3. diverter switch according to claim 1 or 2, characterized in that the switching means consist of at least two vacuum interrupters (11, 12) and at least two mechanical contacts (13, 14) per phase.

4. diverter switch according to claim 3, characterized in that each actuating element for actuating the vacuum switch (11, 12) from a non-positively with the respective partial cam (6.1, 6.2; 7.1, 7.2) corresponding mounting bracket (11.1, 12.1) and an associated lever (11.2, 12.2) exists.

5. diverter switch according to claim 3 or 4, characterized in that each actuating element for actuating the mechanical contacts (13, 14) from a first and a second non-positively with the respective Teükurvensscheibe corresponding RoUe (13.1, 13.2; 14.1, 14.2) and a spring-loaded The toggle lever (13.3, 14.3) is such that, depending on whether pressure is exerted on the respective first RoUe (13.1, 14.1) or the respective second RoUe (13.2, 14.2), the respective mechanical contact (13, 14) between two stationary states can be switched back and forth.

6. diverter switch according to claim 5, characterized in that aUe first RoUen (13.1, 14.1) on the one hand and aUe second RoUen (13.2, 14.2) on the other hand each correspond with the same Teuekurve.

7. diverter switch according to one of claims 3 to 6, characterized in that the mechanical contacts (13, 14) as a double-pole switching contacts are blown.
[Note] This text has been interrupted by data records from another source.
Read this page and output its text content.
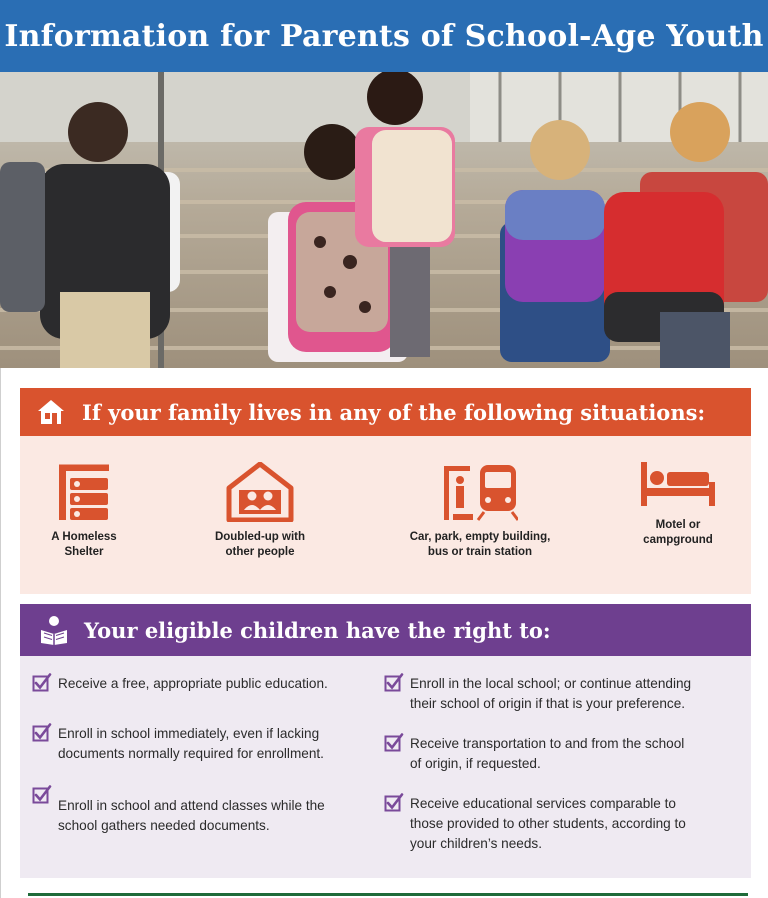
Information for Parents of School-Age Youth
If your family lives in any of the following situations:
A Homeless
Shelter
Doubled-up with
other people
Car, park, empty building,
bus or train station
Motel or
campground
Your eligible children have the right to:
Receive a free, appropriate public education.
Enroll in school immediately, even if lacking
documents normally required for enrollment.
Enroll in school and attend classes while the
school gathers needed documents.
Enroll in the local school; or continue attending
their school of origin if that is your preference.
Receive transportation to and from the school
of origin, if requested.
Receive educational services comparable to
those provided to other students, according to
your children’s needs.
8. diverter switch according to one of claims 3 to 7, characterized in that additional, known, in the stationary state taking over the continuous current control, permanent main contacts are provided which can be actuated directly by the SchaltweUe (4). • diverter switch according to one of claims 3 to 8, characterized in that the further cams (8, 9) for actuating the mechanical contacts (13, 14) to a single cam which is subdivided into an upper and lower dew cam with different contours , are summarized.